Preparing your BBQ
It’s that time of year again – barbecue season. While you pull out your barbecue and dust off the cover, here are a few
quick tips to help you get it in shape for the months ahead.
Breaking out the BBQ for the first time in many long months brings with it a certain thrill, one that can instantly be
dampened if the grill has rusted since its last use. Cast iron grates rust the easiest and must be kept coated with oil to
prevent oxidation (Rust) you’ll need to thoroughly clean a rusted grill before you ignite the charcoal or turn up the gas.
Most barbecue manufacturers recommend that your barbecue be cleaned thoroughly at least once a year. This is on top of your
usual cleaning after every use.
- Remove the grates and wash with hot soapy water.

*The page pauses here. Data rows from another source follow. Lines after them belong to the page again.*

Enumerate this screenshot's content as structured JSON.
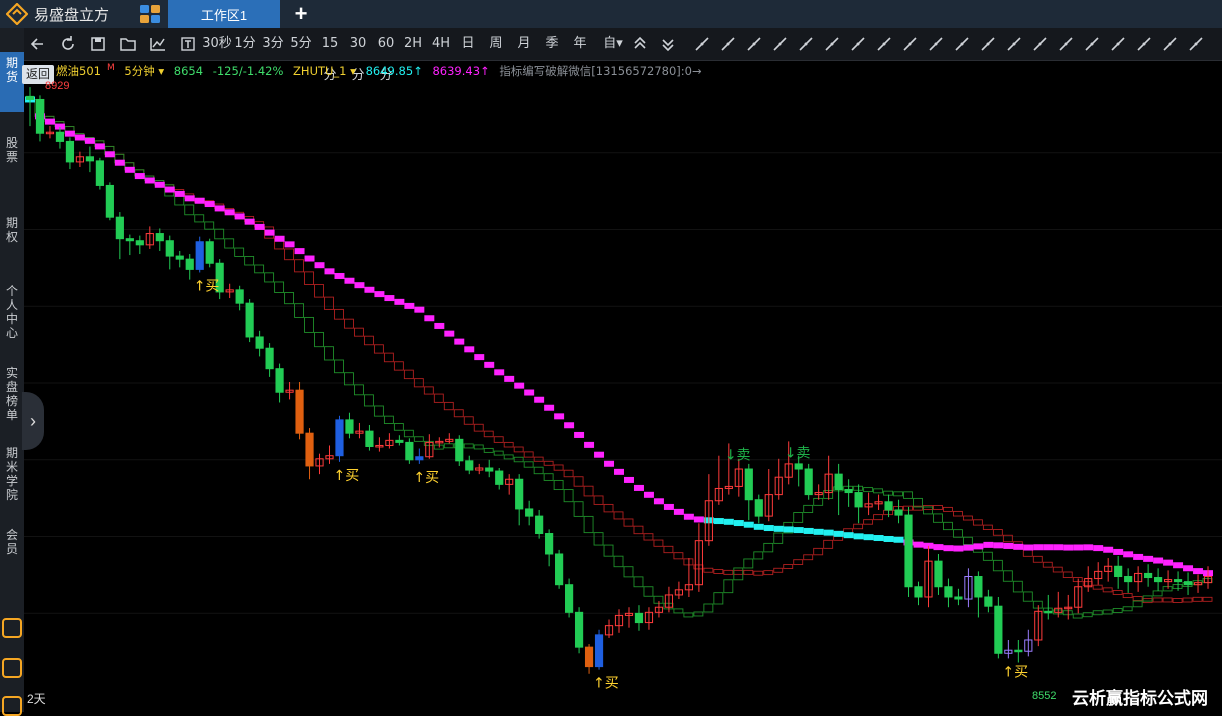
{
  "titlebar": {
    "app_name": "易盛盘立方",
    "workspace_tab": "工作区1",
    "add_tab": "+"
  },
  "toolbar": {
    "items": [
      "30秒",
      "1分",
      "3分",
      "5分",
      "15分",
      "30分",
      "60分",
      "2H",
      "4H",
      "日",
      "周",
      "月",
      "季",
      "年",
      "自▾"
    ]
  },
  "sidebar": {
    "items": [
      "期货",
      "股票",
      "期权",
      "个人中心",
      "实盘榜单",
      "期米学院",
      "会员"
    ]
  },
  "chart_header": {
    "back_label": "返回",
    "symbol": "燃油501",
    "symbol_mark": "M",
    "period": "5分钟 ▾",
    "last_price": "8654",
    "change": "-125/-1.42%",
    "indicator": "ZHUTU_1 ▾",
    "value1": "8649.85↑",
    "value2": "8639.43↑",
    "note": "指标编写破解微信[13156572780]:0→"
  },
  "chart_labels": {
    "high_price": "8929",
    "low_price": "8552",
    "days": "2天",
    "buy": "↑买",
    "sell": "↓卖"
  },
  "watermark": "云析赢指标公式网",
  "colors": {
    "up": "#ff3b3b",
    "down": "#22cc55",
    "cyan": "#22f0f0",
    "magenta": "#ff22ff",
    "blue": "#1f5fe0",
    "orange": "#e06010",
    "purple": "#9b7dff",
    "buy_text": "#ffd230"
  },
  "chart_data": {
    "type": "candlestick",
    "interval": "5分钟",
    "candles": [
      [
        8929,
        8926,
        8938,
        8900
      ],
      [
        8926,
        8893,
        8930,
        8885
      ],
      [
        8893,
        8894,
        8900,
        8888
      ],
      [
        8894,
        8885,
        8899,
        8878
      ],
      [
        8885,
        8865,
        8889,
        8858
      ],
      [
        8865,
        8870,
        8875,
        8860
      ],
      [
        8870,
        8866,
        8880,
        8855
      ],
      [
        8866,
        8842,
        8869,
        8838
      ],
      [
        8842,
        8811,
        8845,
        8808
      ],
      [
        8811,
        8790,
        8816,
        8770
      ],
      [
        8790,
        8788,
        8794,
        8774
      ],
      [
        8788,
        8784,
        8793,
        8775
      ],
      [
        8784,
        8795,
        8802,
        8780
      ],
      [
        8795,
        8788,
        8800,
        8778
      ],
      [
        8788,
        8773,
        8793,
        8760
      ],
      [
        8773,
        8770,
        8778,
        8762
      ],
      [
        8770,
        8760,
        8775,
        8750
      ],
      [
        8760,
        8787,
        8792,
        8757
      ],
      [
        8787,
        8766,
        8790,
        8762
      ],
      [
        8766,
        8738,
        8770,
        8731
      ],
      [
        8738,
        8740,
        8746,
        8732
      ],
      [
        8740,
        8727,
        8744,
        8720
      ],
      [
        8727,
        8694,
        8731,
        8689
      ],
      [
        8694,
        8683,
        8700,
        8675
      ],
      [
        8683,
        8663,
        8688,
        8655
      ],
      [
        8663,
        8640,
        8668,
        8630
      ],
      [
        8640,
        8642,
        8650,
        8633
      ],
      [
        8642,
        8600,
        8650,
        8594
      ],
      [
        8600,
        8568,
        8605,
        8555
      ],
      [
        8568,
        8575,
        8580,
        8560
      ],
      [
        8575,
        8578,
        8588,
        8570
      ],
      [
        8578,
        8613,
        8617,
        8572
      ],
      [
        8613,
        8600,
        8620,
        8595
      ],
      [
        8600,
        8602,
        8610,
        8595
      ],
      [
        8602,
        8587,
        8608,
        8583
      ],
      [
        8587,
        8588,
        8596,
        8582
      ],
      [
        8588,
        8593,
        8600,
        8585
      ],
      [
        8593,
        8591,
        8598,
        8588
      ],
      [
        8591,
        8574,
        8595,
        8570
      ],
      [
        8574,
        8577,
        8585,
        8570
      ],
      [
        8577,
        8591,
        8599,
        8575
      ],
      [
        8591,
        8592,
        8596,
        8586
      ],
      [
        8592,
        8594,
        8600,
        8590
      ],
      [
        8594,
        8573,
        8598,
        8568
      ],
      [
        8573,
        8564,
        8578,
        8560
      ],
      [
        8564,
        8566,
        8570,
        8560
      ],
      [
        8566,
        8563,
        8574,
        8557
      ],
      [
        8563,
        8550,
        8566,
        8545
      ],
      [
        8550,
        8555,
        8560,
        8540
      ],
      [
        8555,
        8526,
        8560,
        8510
      ],
      [
        8526,
        8519,
        8534,
        8510
      ],
      [
        8519,
        8502,
        8525,
        8497
      ],
      [
        8502,
        8482,
        8506,
        8470
      ],
      [
        8482,
        8452,
        8486,
        8448
      ],
      [
        8452,
        8425,
        8458,
        8420
      ],
      [
        8425,
        8391,
        8430,
        8385
      ],
      [
        8391,
        8372,
        8394,
        8365
      ],
      [
        8372,
        8403,
        8408,
        8369
      ],
      [
        8403,
        8412,
        8418,
        8400
      ],
      [
        8412,
        8422,
        8428,
        8405
      ],
      [
        8422,
        8424,
        8430,
        8410
      ],
      [
        8424,
        8415,
        8432,
        8407
      ],
      [
        8415,
        8425,
        8430,
        8408
      ],
      [
        8425,
        8430,
        8436,
        8420
      ],
      [
        8430,
        8442,
        8450,
        8425
      ],
      [
        8442,
        8447,
        8455,
        8438
      ],
      [
        8447,
        8452,
        8478,
        8440
      ],
      [
        8452,
        8495,
        8512,
        8445
      ],
      [
        8495,
        8534,
        8560,
        8490
      ],
      [
        8534,
        8546,
        8578,
        8530
      ],
      [
        8546,
        8548,
        8590,
        8540
      ],
      [
        8548,
        8565,
        8575,
        8538
      ],
      [
        8565,
        8535,
        8570,
        8515
      ],
      [
        8535,
        8519,
        8540,
        8512
      ],
      [
        8519,
        8540,
        8565,
        8514
      ],
      [
        8540,
        8557,
        8575,
        8535
      ],
      [
        8557,
        8570,
        8592,
        8550
      ],
      [
        8570,
        8565,
        8578,
        8548
      ],
      [
        8565,
        8540,
        8570,
        8535
      ],
      [
        8540,
        8542,
        8550,
        8535
      ],
      [
        8542,
        8560,
        8578,
        8535
      ],
      [
        8560,
        8545,
        8570,
        8520
      ],
      [
        8545,
        8542,
        8555,
        8528
      ],
      [
        8542,
        8528,
        8550,
        8512
      ],
      [
        8528,
        8531,
        8542,
        8520
      ],
      [
        8531,
        8533,
        8540,
        8525
      ],
      [
        8533,
        8525,
        8540,
        8518
      ],
      [
        8525,
        8520,
        8535,
        8512
      ],
      [
        8520,
        8450,
        8528,
        8440
      ],
      [
        8450,
        8440,
        8455,
        8432
      ],
      [
        8440,
        8475,
        8490,
        8430
      ],
      [
        8475,
        8450,
        8482,
        8442
      ],
      [
        8450,
        8440,
        8458,
        8430
      ],
      [
        8440,
        8438,
        8448,
        8432
      ],
      [
        8438,
        8460,
        8468,
        8430
      ],
      [
        8460,
        8440,
        8465,
        8420
      ],
      [
        8440,
        8431,
        8447,
        8425
      ],
      [
        8431,
        8385,
        8440,
        8380
      ],
      [
        8385,
        8388,
        8398,
        8380
      ],
      [
        8388,
        8387,
        8398,
        8376
      ],
      [
        8387,
        8398,
        8408,
        8382
      ],
      [
        8398,
        8426,
        8432,
        8392
      ],
      [
        8426,
        8425,
        8442,
        8418
      ],
      [
        8425,
        8429,
        8445,
        8420
      ],
      [
        8429,
        8430,
        8442,
        8418
      ],
      [
        8430,
        8450,
        8458,
        8424
      ],
      [
        8450,
        8458,
        8470,
        8445
      ],
      [
        8458,
        8465,
        8474,
        8452
      ],
      [
        8465,
        8470,
        8478,
        8455
      ],
      [
        8470,
        8460,
        8480,
        8448
      ],
      [
        8460,
        8455,
        8468,
        8444
      ],
      [
        8455,
        8463,
        8470,
        8445
      ],
      [
        8463,
        8459,
        8472,
        8450
      ],
      [
        8459,
        8455,
        8468,
        8446
      ],
      [
        8455,
        8457,
        8466,
        8448
      ],
      [
        8457,
        8455,
        8465,
        8446
      ],
      [
        8455,
        8452,
        8464,
        8442
      ],
      [
        8452,
        8454,
        8462,
        8444
      ],
      [
        8454,
        8460,
        8470,
        8448
      ]
    ]
  }
}
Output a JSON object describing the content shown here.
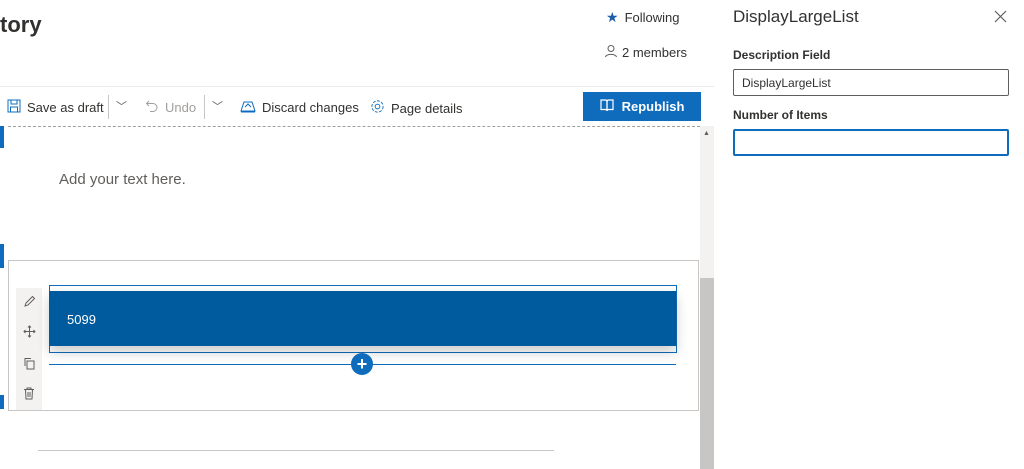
{
  "page": {
    "title": "tory"
  },
  "header": {
    "following_label": "Following",
    "members_label": "2 members"
  },
  "toolbar": {
    "save_draft_label": "Save as draft",
    "undo_label": "Undo",
    "discard_label": "Discard changes",
    "page_details_label": "Page details",
    "republish_label": "Republish"
  },
  "canvas": {
    "text_placeholder": "Add your text here.",
    "webpart_value": "5099"
  },
  "panel": {
    "title": "DisplayLargeList",
    "description_label": "Description Field",
    "description_value": "DisplayLargeList",
    "items_label": "Number of Items",
    "items_value": ""
  },
  "colors": {
    "accent": "#0f6cbd",
    "banner": "#005a9e"
  }
}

- Wipe down the connections, lines and lid (inside and out) with hot soapy water.
- Remove old or dirty lava rocks and replace with new ones.
- Check the burner. If it looks good visually, light the barbecue and make sure it is supplying an even flame. If not, then
replace it. Most burners only last about 2 seasons, depending on how often you use your barbecue.
- While the grates and lava rocks are out, clean up any grease or ash that may have accumulated on the bottom of the barbecue.
- Check your fuel supply.
- Clean the tubes that supply gas to the burner. Bugs, dirt, and grease can clog them over the winter and prevent full gas
supply from coming through. Check your owner’s manual for the recommended cleaning technique for your grill.
- Check your cleaning brush, barbecue mitts and utensils. If any are worn or dirty, replace with new tools.
- Reconnect and replace all parts and fire it up to see that its working well and is ready to grill.
Seasoning your BBQ most important
When you purchase a new barbecue they come with grills made of stainless steel, porcelain or cast-iron. Stainless steel
and porcelain are slightly easier to maintain, but in our opinion nothing beats a traditional black metal cast-iron grill.
If you purchased a cast-iron grill you will want to take some preventative measures to make sure your grill lasts a long time
and doesn’t rust. The steps you are about to follow are called seasoning your grill.
When you first get your grill, wash the grill with warm soapy water and then dry it with paper towels. Make sure you don’t
let it drip dry as we want to make sure we’ve removed all moisture. Next take a paper towel or old dish cloth and some
vegetable oil (I use nut oil), and coat your grill with a light coat of oil. The oil adds a protective layer to the grill
as well as prevents food from sticking to it.
After you’ve coated your cast-iron grill, place it back inside your barbeque and heat your barbeque up on medium temperature
and allow the grill to heat up for 20-30 minutes. You have officially seasoned your grill!
If you used your barbeque prior to seasoning don’t lose too much sleep over it, because it is never too late to do it.
Seasoning your grill after having used it for a while unseasoned is better than never seasoning it all and will go a long
way to increase the life of your grill.
Another thing you should make sure you do immediately after you have finished cooking, is to take a wire brush designed
for barbeques and clean off any carbon debris left from your food. You should do this while the grill is still hot as it makes
removing the excess carbon significantly easier.
Another quick tip, although it isn’t 100% necessary is each time prior to cooking, I take some olive oil and an old dish cloth
and wipe over areas on the grill that look a little dry. Make sure you have the burners off when doing this or you could catch
yourself on fire! Again, applying the oil on the grill will not only help prevent your grill from rusting, it will also
make your food stick less to the grill resulting in much nicer grill lines!